I bevitori con il vizio di leggere corrono spesso il rischio di forzare le interpretazioni, di fraintendere i testi per piegarli alla loro necessità d’esplorare le troppe zone d’ombra tra piatti e bicchieri. Qualcuno, ad esempio, lo fa perché stanco di doversi dirigere, in una comune libreria, verso lo scaffale “tempo libero” per trovare pubblicazioni su vino e cucina, settori cardine dell’economia e componenti imprescindibili del patrimonio culturale italiano.
Cercando, con qualche imbarazzo, tra manuali di yoga, libri di giardinaggio e video-corsi di pilates, si ha la netta sensazione che la gastronomia, nonostante tutto, rimanga un intruso nei luoghi dedicati alla cultura. Uno dei limiti che distinguono i manufatti gastronomici dagli altri prodotti della creatività risiede, secondo alcuni, nella connotazione sempre e comunque “euforica” delle bevande e dei cibi.
Questa osservazione sarebbe sufficiente a negare che le opere percepibili attraverso il gusto e l’olfatto possano essere lette, pensate, interpretate impiegando tecniche e strumenti simili a quelli adottati per le opere percepite con la vista e l’udito. La fruizione delle opere appartenenti alla prima tipologia, infatti, sarebbe inevitabilmente condizionata dalla funzione alimentare, dalla forza nutritiva e simbolica dei cibi e delle bevande, così come dal benessere fisiologico che ne deriva.
Ma è poi vero che un prodotto gastronomico di qualità non è in grado di veicolare “disforia” (angoscia, timore, ansia, termine contrario di euforia) e, di conseguenza, non può ambire a un proprio, onorevole scaffale nelle librerie di provincia?
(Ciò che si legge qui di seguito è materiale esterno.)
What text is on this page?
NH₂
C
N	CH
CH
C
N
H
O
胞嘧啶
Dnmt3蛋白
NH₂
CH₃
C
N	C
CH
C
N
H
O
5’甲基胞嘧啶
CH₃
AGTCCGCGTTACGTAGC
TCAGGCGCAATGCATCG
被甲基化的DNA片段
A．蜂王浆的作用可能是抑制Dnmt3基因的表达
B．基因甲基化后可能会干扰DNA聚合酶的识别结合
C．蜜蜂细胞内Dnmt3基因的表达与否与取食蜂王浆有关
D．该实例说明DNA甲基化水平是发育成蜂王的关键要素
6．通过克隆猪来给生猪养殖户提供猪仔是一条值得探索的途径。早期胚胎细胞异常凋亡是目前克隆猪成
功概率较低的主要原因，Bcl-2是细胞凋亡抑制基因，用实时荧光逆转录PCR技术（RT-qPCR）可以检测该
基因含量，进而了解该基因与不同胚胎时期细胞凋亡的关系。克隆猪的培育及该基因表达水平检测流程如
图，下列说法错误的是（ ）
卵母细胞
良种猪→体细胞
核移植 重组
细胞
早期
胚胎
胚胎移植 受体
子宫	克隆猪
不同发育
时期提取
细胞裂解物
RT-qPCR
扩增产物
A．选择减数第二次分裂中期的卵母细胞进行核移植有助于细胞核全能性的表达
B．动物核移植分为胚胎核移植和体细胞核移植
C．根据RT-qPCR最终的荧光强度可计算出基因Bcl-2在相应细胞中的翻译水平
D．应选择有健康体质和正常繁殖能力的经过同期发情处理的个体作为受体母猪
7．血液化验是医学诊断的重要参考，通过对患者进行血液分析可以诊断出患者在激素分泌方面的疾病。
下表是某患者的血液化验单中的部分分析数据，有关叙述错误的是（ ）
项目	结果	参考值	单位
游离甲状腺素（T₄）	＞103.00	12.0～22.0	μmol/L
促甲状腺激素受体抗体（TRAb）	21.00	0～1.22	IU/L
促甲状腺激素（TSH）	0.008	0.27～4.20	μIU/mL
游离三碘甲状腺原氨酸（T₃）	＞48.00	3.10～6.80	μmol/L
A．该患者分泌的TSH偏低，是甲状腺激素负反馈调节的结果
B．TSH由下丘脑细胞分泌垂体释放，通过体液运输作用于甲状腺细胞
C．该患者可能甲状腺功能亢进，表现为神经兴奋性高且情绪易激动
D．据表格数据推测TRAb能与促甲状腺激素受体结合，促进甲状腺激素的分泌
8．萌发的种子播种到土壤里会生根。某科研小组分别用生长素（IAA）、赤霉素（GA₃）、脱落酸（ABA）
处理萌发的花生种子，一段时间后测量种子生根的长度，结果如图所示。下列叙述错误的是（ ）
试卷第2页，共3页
Vino e cibo hanno davvero uno status inferiore rispetto ai manufatti artistici per il fatto di essere sempre e comunque portatori d’una forza vitale sottotraccia, di un investimento inevitabilmente euforico?
È chiaro che da un assaggio possono derivare sensazioni piacevoli o spiacevoli, ma non è questo il punto: il disgusto non dimostra nulla delle reali possibilità di un linguaggio. Possiamo poi rattristarci per un piatto che non amiamo, per un vino legato a un brutto ricordo, ma restano comunque valutazioni personali. Il potente film di Marco Ferreri “La grande abbuffata” compie un’operazione più radicale: il totale ribaltamento di ogni connotazione euforica.
La preparazione e il consumo di cibi e vini di qualità si caricano, per scelta deliberata dei protagonisti, di una forza mortifera che utilizzano arbitrariamente per mettere in atto il loro collettivo suicidio. Fuori dalla finzione cinematografica, nella realtà quotidiana esistono vini e cibi capaci di farsi portatori di valori disforici?
Un’esperienza nelle regioni della disforia si può forse provare assaggiando un grande vino conservato a lungo e decisamente evoluto. Il vino rimane grande, anzi, talvolta mostra la sua grandezza in modo più che mai limpido, tuttavia il suo discorso si fa struggente e drammatico, come se testimoniasse lucidamente una verità tragica, naturale e definitiva.
Apro, a verifica di questa balzana teoria, un vino in qualche modo storico: il Chianti Classico Riserva Ducale Oro 2003 di Ruffino in Pontassieve (Firenze), 91 punti sulla Guida Oro I Vini di Veronelli 2008. Alla vista è rubino caldo, con qualche sfumatura granata, ma è al naso che l’evoluzione appare evidente. La componente fruttata ha ceduto il ruolo di protagonista agli aromi terziari, allo stesso tempo intriganti e severi: fiori appassiti, cuoio, mandorla, legna arsa e cacao. In bocca ha abbandonato parte della giovanile polpa succosa per mostrare la sua salda ossatura: tannino deciso e maturo, grande sapidità, caratteristica acidità… e persistenza “palesemente” disforica.